(November 2025) | At first glance, the worlds of industry and art might appear to be very far apart, with little in common. Yet in ceramics, this is not entirely true. The Italian ceramic industry has always displayed a high degree of creativity and maintains a constant dialogue with the world of art in terms of both aesthetics and technical processes. After all, ceramics is a material that requires both advanced technical expertise and artistic sensibility, qualities that in an industrial context can be summed up by the word design. In essence, when it comes to ceramics, design and art speak the same language.
This is why the pragmatic world of industry, which by its nature focuses on producing useful things, chooses to invest in art, an activity devoted to the creation of seemingly purposeless objects.
Yet these objects, through their expressive and innovative power, play an essential role in the evolution of a creative industry, demonstrating that ultimately the useless is useful.
For this reason, the Italian ceramic industry has for many years supported the prestigious International Faenza Prize Competition and in particular has sponsored the Under 35 Award since its inception.
This year, French artist Léa Renard won the 63rd Faenza Prize in the under 35 category for her installation entitled Subtle conversations of states of mind, and was granted a two-month residency in Faenza to develop a new project at the International Museum of Ceramics. The new work will be inaugurated in the Project Room, the museum’s exhibition space devoted to special projects, on 29 November 2025 at 5.30 p.m.
The winning project is a kind of wunderkammer devoted to ceramics, a cabinet of curiosities that explores different meanings and colours. It is a catalogue of tiny biomorphic forms in vivid hues and varied textures: soft, lightweight mini-sculptures that are at once playful and ironic.
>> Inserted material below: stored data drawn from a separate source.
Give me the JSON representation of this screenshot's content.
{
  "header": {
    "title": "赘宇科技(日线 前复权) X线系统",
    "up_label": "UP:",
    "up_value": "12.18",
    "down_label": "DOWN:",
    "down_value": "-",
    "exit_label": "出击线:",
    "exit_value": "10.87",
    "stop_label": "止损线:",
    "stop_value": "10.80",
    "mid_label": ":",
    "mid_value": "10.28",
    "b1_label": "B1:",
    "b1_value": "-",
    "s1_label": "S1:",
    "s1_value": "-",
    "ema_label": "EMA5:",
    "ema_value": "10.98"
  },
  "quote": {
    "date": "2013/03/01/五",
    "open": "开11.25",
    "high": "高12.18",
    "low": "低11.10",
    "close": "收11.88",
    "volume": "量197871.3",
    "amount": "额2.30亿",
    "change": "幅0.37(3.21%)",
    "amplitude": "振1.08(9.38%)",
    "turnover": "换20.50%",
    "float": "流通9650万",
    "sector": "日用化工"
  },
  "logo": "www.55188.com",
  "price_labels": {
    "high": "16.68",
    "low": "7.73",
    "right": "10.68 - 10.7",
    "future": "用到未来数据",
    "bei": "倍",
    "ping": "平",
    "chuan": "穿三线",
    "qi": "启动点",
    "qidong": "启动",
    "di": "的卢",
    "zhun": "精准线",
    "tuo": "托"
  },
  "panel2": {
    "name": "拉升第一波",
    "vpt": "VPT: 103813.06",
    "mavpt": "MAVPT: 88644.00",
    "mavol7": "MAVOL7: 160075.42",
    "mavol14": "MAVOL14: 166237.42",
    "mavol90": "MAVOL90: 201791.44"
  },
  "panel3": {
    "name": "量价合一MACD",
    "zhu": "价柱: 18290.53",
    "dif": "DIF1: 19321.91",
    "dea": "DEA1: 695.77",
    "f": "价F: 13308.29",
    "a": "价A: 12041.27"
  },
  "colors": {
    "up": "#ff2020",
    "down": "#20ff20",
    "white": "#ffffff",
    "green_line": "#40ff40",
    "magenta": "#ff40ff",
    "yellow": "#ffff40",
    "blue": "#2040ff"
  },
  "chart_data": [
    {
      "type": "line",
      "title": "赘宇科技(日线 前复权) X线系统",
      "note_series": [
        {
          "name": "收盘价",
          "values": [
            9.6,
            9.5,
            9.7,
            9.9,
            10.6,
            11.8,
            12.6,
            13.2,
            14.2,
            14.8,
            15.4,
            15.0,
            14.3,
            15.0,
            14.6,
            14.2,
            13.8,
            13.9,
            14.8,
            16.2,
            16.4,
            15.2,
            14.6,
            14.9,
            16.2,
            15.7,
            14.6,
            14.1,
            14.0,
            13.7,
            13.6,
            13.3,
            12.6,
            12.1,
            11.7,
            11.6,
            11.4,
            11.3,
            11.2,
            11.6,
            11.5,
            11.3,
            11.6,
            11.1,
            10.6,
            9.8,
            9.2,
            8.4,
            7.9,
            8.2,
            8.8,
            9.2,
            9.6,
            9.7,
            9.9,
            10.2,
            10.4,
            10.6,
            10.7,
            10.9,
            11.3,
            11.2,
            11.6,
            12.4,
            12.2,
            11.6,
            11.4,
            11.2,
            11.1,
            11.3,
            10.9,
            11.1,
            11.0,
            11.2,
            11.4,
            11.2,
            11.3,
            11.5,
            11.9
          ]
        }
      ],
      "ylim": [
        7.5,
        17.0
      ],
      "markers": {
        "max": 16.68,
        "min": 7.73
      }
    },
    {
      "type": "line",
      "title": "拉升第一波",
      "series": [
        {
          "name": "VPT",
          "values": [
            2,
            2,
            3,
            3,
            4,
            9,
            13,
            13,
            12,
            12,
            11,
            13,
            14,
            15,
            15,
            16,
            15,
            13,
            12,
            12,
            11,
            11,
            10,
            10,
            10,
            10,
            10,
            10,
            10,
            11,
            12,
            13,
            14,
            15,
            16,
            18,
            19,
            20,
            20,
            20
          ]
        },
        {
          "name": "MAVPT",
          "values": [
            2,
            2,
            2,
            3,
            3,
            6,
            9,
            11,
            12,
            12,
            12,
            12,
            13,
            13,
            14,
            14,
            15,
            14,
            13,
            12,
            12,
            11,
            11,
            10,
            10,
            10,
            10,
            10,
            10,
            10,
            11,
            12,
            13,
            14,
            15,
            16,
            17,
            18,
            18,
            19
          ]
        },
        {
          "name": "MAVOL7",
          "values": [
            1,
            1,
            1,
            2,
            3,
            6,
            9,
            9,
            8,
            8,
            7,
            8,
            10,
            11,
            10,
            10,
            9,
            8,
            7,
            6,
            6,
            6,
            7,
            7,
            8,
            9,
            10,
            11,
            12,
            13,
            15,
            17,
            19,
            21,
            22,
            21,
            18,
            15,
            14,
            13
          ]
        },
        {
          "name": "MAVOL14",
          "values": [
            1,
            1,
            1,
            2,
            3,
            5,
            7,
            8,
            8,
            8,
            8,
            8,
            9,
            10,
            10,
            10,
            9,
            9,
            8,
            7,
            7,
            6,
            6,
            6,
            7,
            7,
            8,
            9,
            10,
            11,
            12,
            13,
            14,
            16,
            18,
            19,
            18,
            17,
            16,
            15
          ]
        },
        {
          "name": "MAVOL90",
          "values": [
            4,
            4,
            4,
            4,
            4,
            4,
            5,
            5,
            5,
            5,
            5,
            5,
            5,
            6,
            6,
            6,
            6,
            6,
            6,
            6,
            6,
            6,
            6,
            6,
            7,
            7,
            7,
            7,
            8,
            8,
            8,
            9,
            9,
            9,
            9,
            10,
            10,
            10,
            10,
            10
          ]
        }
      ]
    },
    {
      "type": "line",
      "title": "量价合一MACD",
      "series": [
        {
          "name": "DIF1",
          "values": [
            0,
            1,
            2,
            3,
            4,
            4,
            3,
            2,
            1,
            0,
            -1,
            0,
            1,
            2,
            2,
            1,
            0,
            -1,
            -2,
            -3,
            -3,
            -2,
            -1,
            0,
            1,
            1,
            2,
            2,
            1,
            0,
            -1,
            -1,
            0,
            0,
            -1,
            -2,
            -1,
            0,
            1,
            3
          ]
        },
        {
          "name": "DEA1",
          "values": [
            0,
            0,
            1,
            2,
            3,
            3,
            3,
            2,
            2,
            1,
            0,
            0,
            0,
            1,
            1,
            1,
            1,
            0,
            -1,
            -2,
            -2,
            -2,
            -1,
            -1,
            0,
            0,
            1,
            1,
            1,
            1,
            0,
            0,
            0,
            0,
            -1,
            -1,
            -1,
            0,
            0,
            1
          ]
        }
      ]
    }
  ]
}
“Originally conceived as models, these sculptures form part of a vast archive of contemporary curiosities,” explains Léa Renard. “By showcasing the diversity of shapes and textures, this accumulation encourages dialogue among the pieces and invites the viewer to discover hidden narratives. Each piece tells its own story while blending seamlessly into the whole. It is a poetic exploration of the relationship between the individual and the collective, between abstraction and what it evokes in each of us.”
Born in 1993 in Niort, France, Léa Renard holds a master’s degree in sociology and has been working with ceramics for around ten years, first in a small studio in Strasbourg and later through various assignments in Germany. She also worked for two years as a guide at the ceramics museum in Düsseldorf.
In 2018, Léa began her journey in the field of plastic arts, training in pottery at CNIFOP and later at the Maison de la Céramique in Dieulefit. “My move to the Maison de la Céramique proved decisive in shaping my artistic vision and the work I do today,” she recalls. “Those two years of study, experimentation, creative freedom and lightness opened the door to the world of sculpture, and I have never looked back.”
During her residency in Faenza, Léa has explored the MIC collections and worked in local decoration and mould-making workshops, developing a fascination with Faenza majolica.
Her new work is still in progress and draws on her research into traditional ceramic forms and experimentation with local clays which, unlike those she has used in the past, need to be fired at low temperatures.
The exhibition will run until 18 January 2026.
Subtle Conversations of States of Mind, Léa Renard, 2025.